Letting Go Of An Alcoholic
Letting go is a choice. An alcoholic wants freedom from being condemned, criticized, examined, controlled, belittlement and the alcohol that keeps them bound. It’s possible to love unconditionally. That’s the key to releasing your grip on them. If we can stop placing conditions and demands upon them, life will become much more serene for all involved.




How To Let Go of An Alcoholic

Mind Your Own Business-It’s an act of your will to stop obsessing over everything that they are doing in your presence and out of your surroundings. Mind your own business. The sooner you can realize that they are going to drink no matter what you do or say the more peaceful your life will become.  The idea of controlling another persons behaviors just doesn’t work.

Stop Confronting Them-It’s no big secret when they have been drinking. We smell it on their breath, we hear it in the tone of their voice and we see the wobble in their walk. They know that they’ve been drinking and so do we. Have they ever quit because you confronted them about being drunk? Has pointing the finger at them made them stop drinking yet? I seriously doubt it. Confronting an alcoholic does little good, possibly more harm than good.

Why get all frustrated about something that you cannot control?

It’s time to do things differently. We cannot continue to do the same things over and over again expecting different results.

Let Them Lie-Has the alcoholic been lying to you? Do they continue to do so no matter what you say or how many times that you confront their false stories? Stop trying to be the private investigator that knows the truth and wants to prove it in the alcoholic court of law. The disease causes them to swear to tell a lie, the whole lie, and nothing but lies. So, accept it as a part of what they do. Have they stopped lying to you because of your confrontations?  My guess would be no.

Make a Decision to Not Look at Them-As soon as you get in their presence, don’t look at them. This works well when you are at home and they come busting through the door. I used to read a lot or get on the computer. This is a great way to keep the focus off of them and on something that I enjoy doing.

Letting go of an alcoholic is difficult.
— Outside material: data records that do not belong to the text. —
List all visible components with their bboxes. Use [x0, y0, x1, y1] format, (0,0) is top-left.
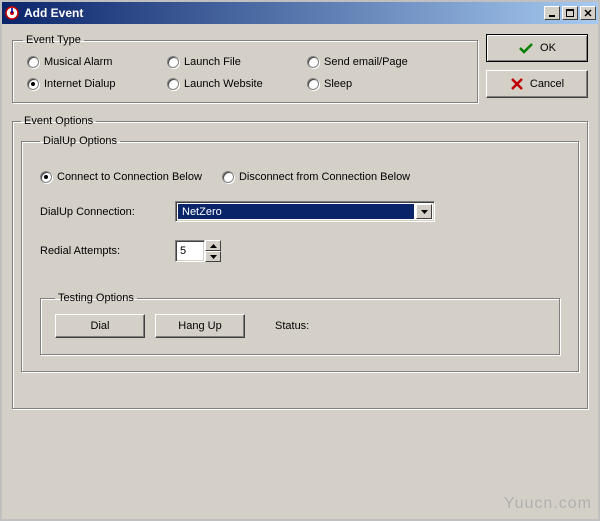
check-icon	[518, 42, 534, 54]
radio-launch-website[interactable]: Launch Website	[167, 78, 307, 90]
spin-up-button[interactable]	[205, 240, 221, 251]
radio-icon	[167, 78, 179, 90]
radio-icon	[307, 78, 319, 90]
app-icon	[4, 5, 20, 21]
connection-value: NetZero	[178, 204, 414, 219]
hangup-button[interactable]: Hang Up	[155, 314, 245, 338]
cancel-button[interactable]: Cancel	[486, 70, 588, 98]
radio-connect[interactable]: Connect to Connection Below	[40, 171, 202, 183]
redial-value[interactable]: 5	[175, 240, 205, 262]
radio-send-email[interactable]: Send email/Page	[307, 56, 467, 68]
redial-spinner[interactable]: 5	[175, 240, 221, 262]
testing-legend: Testing Options	[55, 292, 137, 304]
ok-button[interactable]: OK	[486, 34, 588, 62]
radio-musical-alarm[interactable]: Musical Alarm	[27, 56, 167, 68]
dialup-options-group: DialUp Options Connect to Connection Bel…	[21, 135, 579, 372]
connection-label: DialUp Connection:	[40, 206, 155, 218]
connection-combo[interactable]: NetZero	[175, 201, 435, 222]
close-button[interactable]	[580, 6, 596, 20]
event-type-group: Event Type Musical Alarm Launch File Sen…	[12, 34, 478, 103]
event-options-legend: Event Options	[21, 115, 96, 127]
radio-label: Connect to Connection Below	[57, 171, 202, 183]
chevron-down-icon	[421, 210, 428, 214]
dial-label: Dial	[91, 320, 110, 332]
cancel-label: Cancel	[530, 78, 564, 90]
chevron-down-icon	[210, 255, 217, 259]
radio-icon	[40, 171, 52, 183]
radio-label: Sleep	[324, 78, 352, 90]
radio-launch-file[interactable]: Launch File	[167, 56, 307, 68]
radio-icon	[222, 171, 234, 183]
radio-label: Launch Website	[184, 78, 263, 90]
radio-label: Internet Dialup	[44, 78, 116, 90]
redial-label: Redial Attempts:	[40, 245, 155, 257]
maximize-button[interactable]	[562, 6, 578, 20]
radio-sleep[interactable]: Sleep	[307, 78, 467, 90]
testing-options-group: Testing Options Dial Hang Up Status:	[40, 292, 560, 355]
titlebar[interactable]: Add Event	[2, 2, 598, 24]
event-options-group: Event Options DialUp Options Connect to …	[12, 115, 588, 409]
status-label: Status:	[275, 320, 309, 332]
radio-disconnect[interactable]: Disconnect from Connection Below	[222, 171, 410, 183]
spin-down-button[interactable]	[205, 251, 221, 262]
radio-label: Musical Alarm	[44, 56, 112, 68]
radio-internet-dialup[interactable]: Internet Dialup	[27, 78, 167, 90]
radio-icon	[307, 56, 319, 68]
radio-icon	[27, 56, 39, 68]
minimize-button[interactable]	[544, 6, 560, 20]
radio-icon	[27, 78, 39, 90]
chevron-up-icon	[210, 244, 217, 248]
window-title: Add Event	[24, 6, 542, 20]
radio-label: Launch File	[184, 56, 241, 68]
dial-button[interactable]: Dial	[55, 314, 145, 338]
dialup-options-legend: DialUp Options	[40, 135, 120, 147]
event-type-legend: Event Type	[23, 34, 84, 46]
radio-label: Disconnect from Connection Below	[239, 171, 410, 183]
hangup-label: Hang Up	[178, 320, 221, 332]
x-icon	[510, 77, 524, 91]
radio-icon	[167, 56, 179, 68]
radio-label: Send email/Page	[324, 56, 408, 68]
dropdown-button[interactable]	[416, 204, 432, 219]
ok-label: OK	[540, 42, 556, 54]
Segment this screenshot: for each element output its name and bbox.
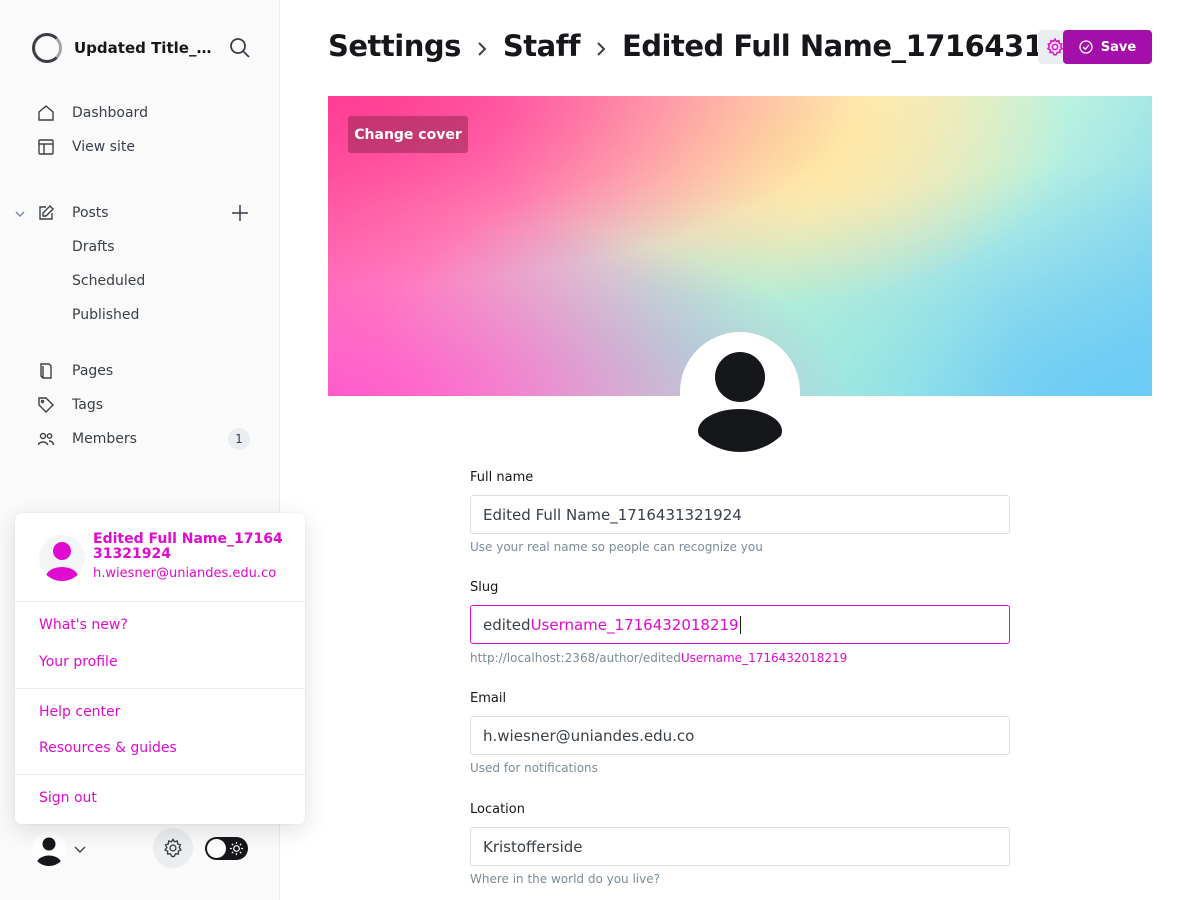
- breadcrumb-staff[interactable]: Staff: [503, 29, 581, 63]
- dark-mode-toggle[interactable]: [205, 837, 248, 860]
- email-group: Email h.wiesner@uniandes.edu.co Used for…: [470, 691, 1010, 775]
- sidebar-item-label: View site: [72, 139, 135, 155]
- sidebar-nav: Dashboard View site Posts Drafts Schedul…: [0, 96, 280, 456]
- slug-input[interactable]: edited Username_1716432018219: [470, 605, 1010, 644]
- sidebar: Updated Title_17... Dashboard View site …: [0, 0, 305, 900]
- sidebar-item-label: Dashboard: [72, 105, 148, 121]
- slug-hint-suffix: Username_1716432018219: [680, 651, 848, 665]
- sidebar-item-label: Scheduled: [72, 273, 146, 289]
- sidebar-item-tags[interactable]: Tags: [0, 388, 280, 422]
- tag-icon: [38, 397, 54, 413]
- profile-picture[interactable]: [680, 332, 800, 452]
- user-menu-email: h.wiesner@uniandes.edu.co: [93, 566, 277, 581]
- slug-group: Slug edited Username_1716432018219 http:/…: [470, 580, 1010, 665]
- site-title: Updated Title_17...: [74, 39, 214, 57]
- save-label: Save: [1100, 39, 1137, 55]
- full-name-group: Full name Edited Full Name_1716431321924…: [470, 470, 1010, 554]
- full-name-hint: Use your real name so people can recogni…: [470, 540, 763, 554]
- location-hint: Where in the world do you live?: [470, 872, 660, 886]
- sidebar-item-label: Pages: [72, 363, 114, 379]
- location-label: Location: [470, 802, 525, 817]
- menu-divider: [15, 774, 305, 775]
- site-brand[interactable]: Updated Title_17...: [32, 32, 252, 64]
- check-circle-icon: [1079, 40, 1093, 54]
- slug-value-suffix: Username_1716432018219: [530, 615, 739, 634]
- chevron-down-icon[interactable]: [73, 842, 87, 856]
- avatar: [39, 535, 85, 581]
- gear-icon: [1046, 37, 1064, 56]
- sidebar-item-published[interactable]: Published: [0, 298, 280, 332]
- user-icon: [37, 837, 61, 866]
- user-menu-name: Edited Full Name_1716431321924: [93, 531, 283, 562]
- sidebar-item-view-site[interactable]: View site: [0, 130, 280, 164]
- sidebar-item-posts[interactable]: Posts: [0, 196, 280, 230]
- home-icon: [38, 105, 54, 121]
- sidebar-item-members[interactable]: Members 1: [0, 422, 280, 456]
- breadcrumb: Settings Staff Edited Full Name_17164313…: [328, 26, 1123, 66]
- chevron-right-icon: [478, 42, 487, 56]
- slug-hint: http://localhost:2368/author/editedUsern…: [470, 651, 847, 665]
- location-input[interactable]: Kristofferside: [470, 827, 1010, 866]
- plus-icon[interactable]: [230, 203, 250, 223]
- user-menu-dropdown: Edited Full Name_1716431321924 h.wiesner…: [15, 513, 305, 824]
- sidebar-item-pages[interactable]: Pages: [0, 354, 280, 388]
- sign-out-link[interactable]: Sign out: [39, 790, 97, 806]
- user-avatar-button[interactable]: [32, 832, 66, 866]
- page-icon: [40, 363, 52, 379]
- layout-icon: [38, 139, 54, 155]
- save-button[interactable]: Save: [1063, 30, 1152, 64]
- whats-new-link[interactable]: What's new?: [39, 617, 128, 633]
- toggle-knob: [207, 839, 226, 858]
- resources-guides-link[interactable]: Resources & guides: [39, 740, 177, 756]
- sidebar-item-label: Posts: [72, 205, 109, 221]
- breadcrumb-settings[interactable]: Settings: [328, 29, 461, 63]
- slug-value-prefix: edited: [483, 615, 531, 634]
- email-label: Email: [470, 691, 507, 706]
- user-menu-header: Edited Full Name_1716431321924 h.wiesner…: [15, 513, 305, 602]
- search-icon[interactable]: [228, 36, 252, 60]
- text-caret: [739, 615, 741, 634]
- menu-divider: [15, 688, 305, 689]
- full-name-label: Full name: [470, 470, 534, 485]
- user-icon: [46, 542, 78, 581]
- sun-icon: [229, 841, 244, 856]
- edit-icon: [39, 205, 54, 220]
- slug-hint-prefix: http://localhost:2368/author/edited: [470, 651, 681, 665]
- user-icon: [698, 352, 782, 452]
- settings-button[interactable]: [153, 828, 193, 868]
- email-field[interactable]: h.wiesner@uniandes.edu.co: [470, 716, 1010, 755]
- your-profile-link[interactable]: Your profile: [39, 654, 118, 670]
- site-logo-icon: [32, 33, 62, 63]
- members-count-badge: 1: [228, 428, 250, 450]
- location-group: Location Kristofferside Where in the wor…: [470, 802, 1010, 886]
- main-content: Settings Staff Edited Full Name_17164313…: [280, 0, 1200, 900]
- slug-label: Slug: [470, 580, 499, 595]
- help-center-link[interactable]: Help center: [39, 704, 120, 720]
- sidebar-item-label: Drafts: [72, 239, 115, 255]
- sidebar-item-label: Members: [72, 431, 137, 447]
- sidebar-item-scheduled[interactable]: Scheduled: [0, 264, 280, 298]
- members-icon: [37, 432, 55, 446]
- sidebar-item-label: Published: [72, 307, 140, 323]
- chevron-down-icon[interactable]: [14, 208, 26, 220]
- gear-icon: [164, 837, 182, 858]
- sidebar-item-dashboard[interactable]: Dashboard: [0, 96, 280, 130]
- sidebar-item-label: Tags: [72, 397, 103, 413]
- app-window: Updated Title_17... Dashboard View site …: [0, 0, 1200, 900]
- email-hint: Used for notifications: [470, 761, 598, 775]
- change-cover-button[interactable]: Change cover: [348, 116, 468, 153]
- chevron-right-icon: [597, 42, 606, 56]
- sidebar-item-drafts[interactable]: Drafts: [0, 230, 280, 264]
- full-name-input[interactable]: Edited Full Name_1716431321924: [470, 495, 1010, 534]
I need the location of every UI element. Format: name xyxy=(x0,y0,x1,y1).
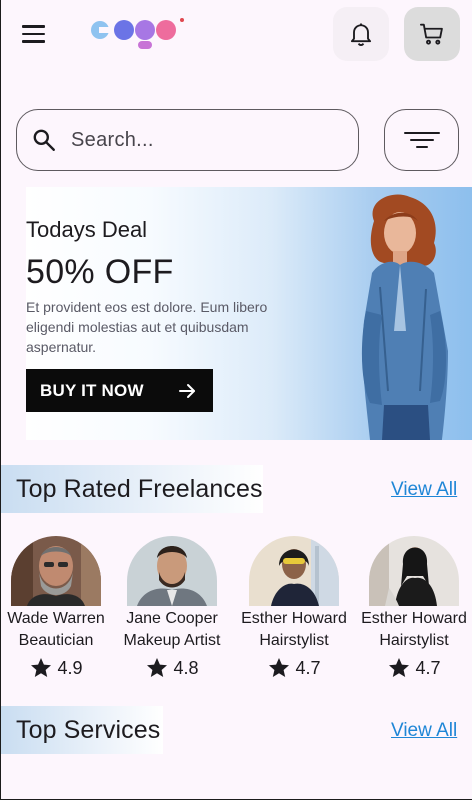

This arena where they constantly twist the truth is ground that you will never win on unless you learn to let them go by not confronting them.

The Al-anon program has something that is called the three Cs.

  • You cannot cure the alcoholic
  • You cannot control the alcoholic
  • You’re not the cause of their drinking

If you can commit these to memory, they will be extremely helpful in the process of letting go of an alcoholic child, husband, wife or friend.  Once we realize that they are going to find a way to drink no matter what, the sooner we can learn how to let go of an alcoholic and start enjoying life. Freedom from the constant obsession over another person can be found through the process of learning how to let go.

Remember, you have no control over another persons mind, will or emotions. Stop trying to be their God and give them into the hands of God. He knows what they need more than you do.

You might also enjoy:
Loving An Alcoholic
Why Am I Powerless Over The Alcoholic
Written By: JC

51 comments to Letting Go of an Alcoholic-Steps to Freedom

  • Kelley

    I’ve been married for 31 years. My husband is a functioning alcoholic. I have looked the other way, I have asked him to get help, I have threatened to leave and I have joined him drinking. Two weeks ago, I reached my limit and told him we needed to separate. He said he didn’t understand. Said we always talk things out. Asked what he had to do to come back home. I’m having trouble with the guilt because this last time I didn’t hold his hand and bring him to counseling. I just feel done. I love him but drinking is his entire life. I don’t even know what our life would look like if he were not waiting for the next drink. I feel like I’ve been in denial and suddenly I’m awake and I don’t want this life any longer even though it is the only life I’ve ever known. My kids are grown and one says that I’m leaving my husband when he needs me the most. Do I trust my gut or do I wait for him to possibly become sober.